Kerry's plans for solving Iraq seemed to be a hat-in-hand begging trip to France and Germany (even he's probably given up on the UN) for their advice and help, or permission to even exist, or whatever. It was pretty hard to tell. Neither nation has either the resources or will to do anything but whine, the French especially, since the war has torn up their little Iraqi dollhouse. He claimed we needed to gain respect, as if other countries don't already respect a nation that can move whole military establishments halfway around the world, defeat huge armies, and change things for the better, the better primarily being the safety of U.S. citizens. His sidekick John Edwards, with all the experience of a one-term senator who hasn't been much on the job representing North Carolina for months on end (maybe four years out of six?), reinforced that plan and proceeded to promise the American public everything from a Lexus in everyone's garage to connoisseur pet food for everyone's cat or canary. One thought he surely would promise the moon, too, but he left that out.

I listened to only three speeches all the way through - Gore, Carter, Ron Reagan (one can take just so much) - and snippets of the others, which appeared to be so bland and same-ish that the conclusion had to be that the same person wrote them all, or at least edited them all, lest a spark of originality rear its ugly head or someone mention the (gasp) L-word. Gore was predictable and the best speaker. Carter was good for reminding me of the remarks he made at his grand "Nobel appearance," in which he denigrated his country in a time of war/emergency. Ron Reagan was used, of course, whether he knew it or not, or cared, but at least had a cause, besides trashing Bush, which he also managed to do.

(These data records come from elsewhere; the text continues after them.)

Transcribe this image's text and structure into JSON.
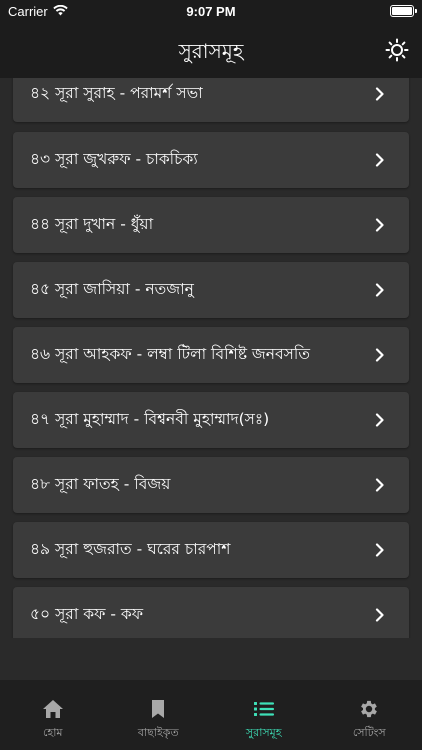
{
  "status": {
    "carrier": "Carrier",
    "time": "9:07 PM"
  },
  "nav": {
    "title": "সুরাসমূহ",
    "action_icon": "sun-icon"
  },
  "surahs": [
    {
      "label": "৪২ সূরা সুরাহ - পরামর্শ সভা"
    },
    {
      "label": "৪৩ সূরা জুখরুফ - চাকচিক্য"
    },
    {
      "label": "৪৪ সূরা দুখান - ধুঁয়া"
    },
    {
      "label": "৪৫ সূরা জাসিয়া - নতজানু"
    },
    {
      "label": "৪৬ সূরা আহকফ - লম্বা টিলা বিশিষ্ট জনবসতি"
    },
    {
      "label": "৪৭ সূরা মুহাম্মাদ - বিশ্বনবী মুহাম্মাদ(সঃ)"
    },
    {
      "label": "৪৮ সূরা ফাতহ - বিজয়"
    },
    {
      "label": "৪৯ সূরা হুজরাত - ঘরের চারপাশ"
    },
    {
      "label": "৫০ সূরা কফ - কফ"
    }
  ],
  "tabs": [
    {
      "label": "হোম",
      "icon": "home-icon"
    },
    {
      "label": "বাছাইকৃত",
      "icon": "bookmark-icon"
    },
    {
      "label": "সুরাসমূহ",
      "icon": "list-icon"
    },
    {
      "label": "সেটিংস",
      "icon": "gear-icon"
    }
  ],
  "colors": {
    "accent": "#3ee0b8",
    "row_background": "#3b3b3b",
    "page_background": "#2a2a2a",
    "bar_background": "#1c1c1c"
  }
}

Perhaps the worst travesty of the convention was the trivializing of the honorable Vietnam effort, entirely similar to that of the effort in Korea in the early 50s, by turning it into a political vehicle for blatant opportunism. Kerry and the rest of the head honchos should be ashamed of this. Bona fide heroes (role models) rarely speak of the reason they are what they are. To have attempted to capitalize on an entity as important and sensitive as Vietnam was unconscionable.